The Debentures will bear interest (i) from and including the date of original issue to, but excluding, March 15, 2027 (the “First Reset Date”) at the fixed rate of 5.875% per annum and (ii) from, and including, the First Reset Date, during each Reset Period, at a rate per annum equal to the Five-Year Treasury Rate as of the most recent Reset Interest Determination Date plus 4.140% to be reset on each Reset Date. The Company will pay interest quarterly in arrears on March 15, June 15, September 15 and December 15 of each year, beginning on June 15, 2022. The Debentures will mature on March 15, 2062.
The Company may redeem the Debentures in increments of $25 principal amount: (i) in whole or in part on the First Reset Date or any time thereafter, at a redemption price equal to the principal amount of the Debentures being redeemed plus any accrued and unpaid interest thereon (including compounded interest, if any) to, but excluding, the date of redemption; provided that if the Debentures are not redeemed in whole, at least $25 million aggregate principal amount of the Debentures must remain outstanding after giving effect to such redemption; (ii) in whole, but not in part, at any time prior to March 15, 2027, within 90 days of the occurrence of a “Tax Event,” at a redemption price equal to the principal amount plus any accrued and unpaid interest thereon (including compounded interest, if any) to, but excluding, the date of redemption; (iii) in whole, but not in part, at any time prior to March 15, 2027, within 90 days of the occurrence of a “Regulatory Capital Event,” at a redemption price equal to the principal amount plus any accrued and unpaid interest thereon (including compounded interest, if any) to, but excluding, the date of redemption; or (iv) in whole, but not in part, at any time prior to March 15, 2027, within 90 days of the occurrence of a “Rating Agency Event,” at a redemption price equal to 102% of the principal amount plus any accrued and unpaid interest thereon (including compounded interest, if any) to, but excluding, the date of redemption.

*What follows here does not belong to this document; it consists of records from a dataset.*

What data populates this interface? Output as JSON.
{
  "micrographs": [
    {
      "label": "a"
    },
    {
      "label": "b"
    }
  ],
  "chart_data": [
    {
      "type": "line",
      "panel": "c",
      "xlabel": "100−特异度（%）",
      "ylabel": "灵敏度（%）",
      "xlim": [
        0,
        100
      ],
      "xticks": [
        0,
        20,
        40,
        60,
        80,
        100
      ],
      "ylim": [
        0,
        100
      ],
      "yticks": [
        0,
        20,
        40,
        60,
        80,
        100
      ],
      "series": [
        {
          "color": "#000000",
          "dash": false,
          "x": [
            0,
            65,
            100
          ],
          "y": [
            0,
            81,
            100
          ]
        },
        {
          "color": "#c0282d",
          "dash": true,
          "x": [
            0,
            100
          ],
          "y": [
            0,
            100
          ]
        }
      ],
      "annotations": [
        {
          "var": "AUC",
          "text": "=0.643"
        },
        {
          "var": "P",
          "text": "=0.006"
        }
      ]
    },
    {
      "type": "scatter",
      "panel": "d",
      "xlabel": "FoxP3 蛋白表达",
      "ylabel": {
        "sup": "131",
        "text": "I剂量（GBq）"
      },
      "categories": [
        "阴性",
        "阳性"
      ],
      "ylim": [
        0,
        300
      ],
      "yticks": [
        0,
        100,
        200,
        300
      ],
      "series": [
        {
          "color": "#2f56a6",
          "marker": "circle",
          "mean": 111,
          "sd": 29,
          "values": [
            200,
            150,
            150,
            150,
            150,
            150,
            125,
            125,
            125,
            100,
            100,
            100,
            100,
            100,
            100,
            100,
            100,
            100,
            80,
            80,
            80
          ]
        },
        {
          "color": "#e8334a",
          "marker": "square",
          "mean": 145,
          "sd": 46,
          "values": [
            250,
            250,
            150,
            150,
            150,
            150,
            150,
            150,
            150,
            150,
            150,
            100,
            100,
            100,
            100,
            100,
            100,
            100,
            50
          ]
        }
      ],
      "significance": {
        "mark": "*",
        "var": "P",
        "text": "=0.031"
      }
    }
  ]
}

The above description of the Indenture, the Supplemental Indenture and the Debentures does not purport to be complete and is qualified in its entirety by reference to the full text of such documents. The Indenture is incorporated by reference as Exhibit 4.1 hereto, and the Supplemental Indenture (including the form of the Debentures) is filed as Exhibit 4.2 hereto, respectively, to this report, and both are incorporated in this Item 1.01 by reference.